[Babcock_Hall]

Previously we oxidized a sulfide to a sulfone in the presence of a primary alcohol and a phosphonate diester using Oxone^R (this reaction is mentioned in a different thread).  The product was sufficiently pure that it did not require a silica column to purify.  We ran a second oxidation and were suprised to observe two products are apparent in the H-1 spectrum as well as by TLC.  My first thought was that we had incomplete oxidation, producing a mixture of sulfoxide and sulfone.  However, the P-31 NMR spectrum gave two peaks in the vicinity of 11 ppm, suggesting that both are sulfonyl phosphonates (a sulfoxide should be roughly 5 ppm downfield of a sulfone, and the starting material should be roughly 24-25 ppm).  One possibility is that we converted the alcohol to an aldehyde, but that seems unlikely.  We will attempt to capture and characterize both products next week (they separated reasonably well by TLC), and one of them should match what we made before.  Any guesses about the identity of the other product?   

[Corribus]

FTIR would be really helpful here.

[Babcock_Hall]

Good idea; we will look into it assuming that we are able to perform the separation successfully.  I think that it is unlikely that the phosphonate lost an ethyl group, because if it had, it might have gotten pulled into the aqueous layer during the extraction.  There are only three functional groups on the molecule, which is why I am scratching my head.

[rolnor]

Can the alcohol form a ring with the phosphonyl group?

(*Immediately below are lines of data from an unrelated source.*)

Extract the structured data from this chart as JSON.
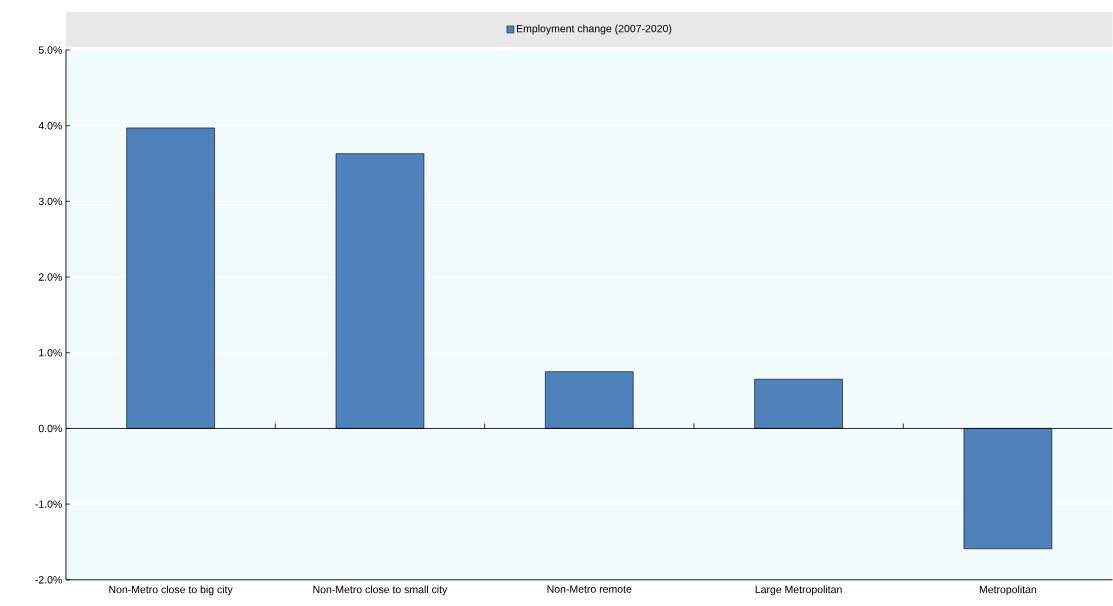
{
  "chart_data": {
    "type": "bar",
    "categories": [
      "Non-Metro close to big city",
      "Non-Metro close to small city",
      "Non-Metro remote",
      "Large Metropolitan",
      "Metropolitan"
    ],
    "series": [
      {
        "name": "Employment change (2007-2020)",
        "color": "#4f81bd",
        "values": [
          3.97,
          3.63,
          0.75,
          0.65,
          -1.59
        ]
      }
    ],
    "ylim": [
      -2,
      5
    ],
    "yticks": [
      {
        "value": -2,
        "label": "-2.0%"
      },
      {
        "value": -1,
        "label": "-1.0%"
      },
      {
        "value": 0,
        "label": "0.0%"
      },
      {
        "value": 1,
        "label": "1.0%"
      },
      {
        "value": 2,
        "label": "2.0%"
      },
      {
        "value": 3,
        "label": "3.0%"
      },
      {
        "value": 4,
        "label": "4.0%"
      },
      {
        "value": 5,
        "label": "5.0%"
      }
    ],
    "grid": "y",
    "legend": "top"
  }
}
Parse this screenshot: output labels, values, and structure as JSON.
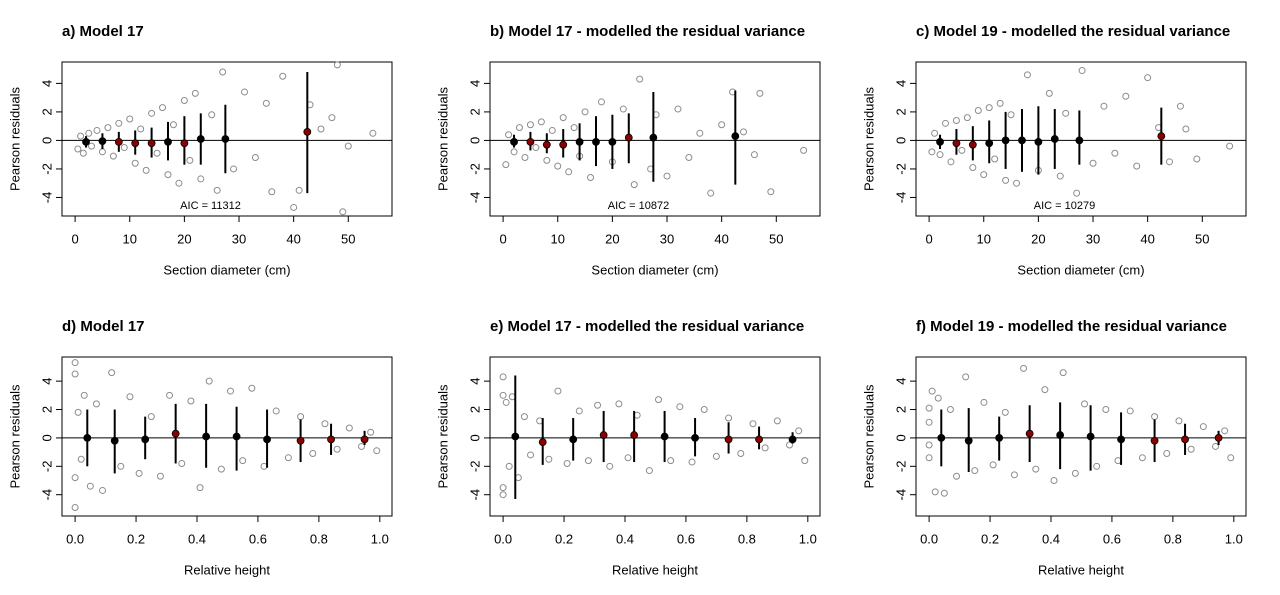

Trans-esterification/ringclosure?

[Babcock_Hall]

That is an interesting thought.  It would be a 7-membered ring.

[rolnor]

Thats less likely, a 5 or 6-membered ring would be a real possibility, I have done this type of chemistry on phophonatesters.

[Babcock_Hall]

Interim update:  We isolated two products by chromatography from the second synthesis.  Both are probably sulfonyl phosphonates on the basis of their P-31 chemical shifts.  One is close to the product of the first synthesis, but there is an extra signal in the H-1 NMR that has a chemical shift (2.07) and integral consistent with an acetyl methyl group, CH₃C(O)-.  The other product has two very broad, non-Lorentzian peaks (near 2.5 and 1.8 ppm), each of which integrate to 1H.  I don't recall seeing anything like this.  On the other hand, there is an indication that the (EtO)₂2P(O)CH₂- portion of the molecule is intact. 

Time permitting, we plan to look into these questions further in the next few days with the following limitation.  If a compound is not our desired compound, its identity may help us learn how not to make it the next time we perform this synthesis; we will not pursue learning about its identity further than achieving this goal.

[Babcock_Hall]

After reexamining the H-1 data and looking at the carbon-13 data for pool A, I am convinced that pool A became acetylated on the hydroxyl group.  The only donor I can think of is ethyl acetate, which was used during extraction and the purification.  I do not have a detailed mechanistic rationale.  Another puzzling piece of information is that the reason for running a column on this batch was that we believed that two compounds were present in the crude product after oxidation.  Perhaps some of the crude product was activated in some way by Oxone^R, and somehow trans-esterification occurred.  The acetyl group could function as a protecting group in a subsequent synthesis.

I think that pool B, the later eluting fraction, is the product without an acetyl group, but there is a minor difference in the H-1 signal of the -CH₂OH.

[Babcock_Hall]

Just to follow up, the second synthesis sat longer than the first synthesis after the extraction.  I reexamined the first synthetic batch for signs of transesterification, which we made a few months ago.  I did see a small singlet at a similar chemical shift (2.04 ppm vs. 2.07 ppm in the second batch).  However, the signal at 2.04 ppm might arise from ethyl acetate that was not completely removed after the extraction.  Ideally, we would like to control whether or not transesterification occurs, but I am satisfied with simply having identified the two pools.